Everybody is Wrong About Cold Brew Coffee
Fighting Words
A few years ago my wife expressed a preference for iced coffee in the summer, and then as cold brew gained enough in popularity that it started showing up on tap everywhere, she expressed a preference for that over my previous, lazy man's iced coffee method (namely: brew a pot of hot coffee, then immediately put it in mason jars with as little headroom as possible and refrigerate overnight).
I tried all the most common instructions for cold brew on the internet, and I found that no matter what I did I just wasn't satisfied with any of them. I'm not going to call out any specific guides to making cold brew concentrate, but here is what I found:
- It doesn't matter how strong you try to brew the concentrate. If you're making concentrate at all, once you dilute it to drinking strength it just tastes watery.
- On the other hand it's nearly impossible to predict liquid yield based on the starting weight of ground coffee and water, because the amount of water absorbed by the ground coffee and/or trapped between grains after filtering varies. As a result, some dilution is always going to be necessary to hit a target volume without exceeding it.
- There is a point of diminishing or counterproductive returns: longer brewing times increase unpleasant flavor notes.
- Underextraction is also bad.
- The coffee beans that taste best to me when brewed hot don't produce a well enough balanced cold brew. Something slightly darker than that preference tastes better when brewed cold, but since light/medium/dark and city/city+/full city are all basically meaningless when comparing different roasters, this still requires experimentation as availability changes.
Note: I didn't try anything like pressure infusion using a cream whipper and chargers, because it's such a mess to clean up (and if something goes wrong with your cream whipper, as I witnessed at a liquor industry demo, it's even more of a mess). You might be able to make good concentrate under lab conditions, but I was looking for something that was both practical in a home kitchen and delicious.

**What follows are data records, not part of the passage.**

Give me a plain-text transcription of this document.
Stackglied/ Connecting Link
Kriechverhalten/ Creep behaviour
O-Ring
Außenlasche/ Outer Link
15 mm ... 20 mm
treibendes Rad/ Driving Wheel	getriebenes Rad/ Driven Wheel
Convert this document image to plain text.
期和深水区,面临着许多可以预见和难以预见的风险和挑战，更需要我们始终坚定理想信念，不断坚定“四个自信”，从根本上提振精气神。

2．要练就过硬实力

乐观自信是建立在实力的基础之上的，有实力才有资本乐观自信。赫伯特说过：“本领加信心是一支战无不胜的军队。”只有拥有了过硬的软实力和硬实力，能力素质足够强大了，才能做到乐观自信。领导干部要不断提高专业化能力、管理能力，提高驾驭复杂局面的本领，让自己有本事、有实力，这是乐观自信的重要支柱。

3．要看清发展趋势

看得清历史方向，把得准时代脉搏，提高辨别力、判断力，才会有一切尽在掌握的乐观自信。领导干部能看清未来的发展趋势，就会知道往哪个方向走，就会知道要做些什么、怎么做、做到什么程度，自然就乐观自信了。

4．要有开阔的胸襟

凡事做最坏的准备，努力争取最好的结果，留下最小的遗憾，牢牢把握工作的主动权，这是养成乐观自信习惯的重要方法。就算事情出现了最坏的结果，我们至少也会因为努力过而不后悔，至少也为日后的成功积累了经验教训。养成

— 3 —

Here's what I ended up with for one (1) liter of cold brew coffee:
Ingredients
- 114 grams freshly ground coffee (I grind it like I do for French press, but I also grind more finely for French press than most people do). 114 grams seems like a weird number, but it's 4 ounces and most whole bean coffee comes in units of 12 or 16 ounces. I don't recommend pre-ground coffee.
- 1150 ml water at room temperature if your jar or brewer has the room; if your container is smaller, try to get at least 900 ml for best results.
Instructions
- Combine in a large jar or a dedicated cold brew gadget if you have one. I like to add about half the water, let it bloom for a minute or five, then stir down the bloom and add the rest of the water.
- Steep for 12 hours. There's some wiggle room: the safe range seems to be between 11 and 14 hours; much shorter than 11 hours and it'll be weak and acidic; go past 14 and it will start to pick up notes of ash and compost.
- Filter, first through a fine metal strainer and then (if desired) through a paper cone.
- After filtering, check your yield. The coffee will usually trap between 1.6 and 1.7 times its mass in water. If you started with the amounts above you should end up with something between 955 and 970 ml. If you end up with significantly less, check to see if your grounds are still really wet. You can stir them around or try gently pressing on the mass of grounds, but don't use too much force or you'll end up with some flavors you don't want.
- Add a little water as necessary to bring the yield up to 1 liter.
- Chill and serve.
We have an OXO Cold Brew Coffee Maker that takes up a lot of room on the kitchen counter, but it makes the first three steps pretty simple and allows me to make two liters of cold brew at once if I fill it to the top. I fill it most of the way with the “rainmaker” top in place, then remove that and top it off so the liquid comes about ⅛” from the edge, so it doesn't overflow if the coffee continues to bloom. When filtered the yield is usually around 1.75 L. I top it off to 2 L before decanting into a couple growlers (or, usually, a growler and a nitro keg, but that part is entirely optional).
Enjoy. Or, I dunno, keep making cold brew wrong. I'm not your boss.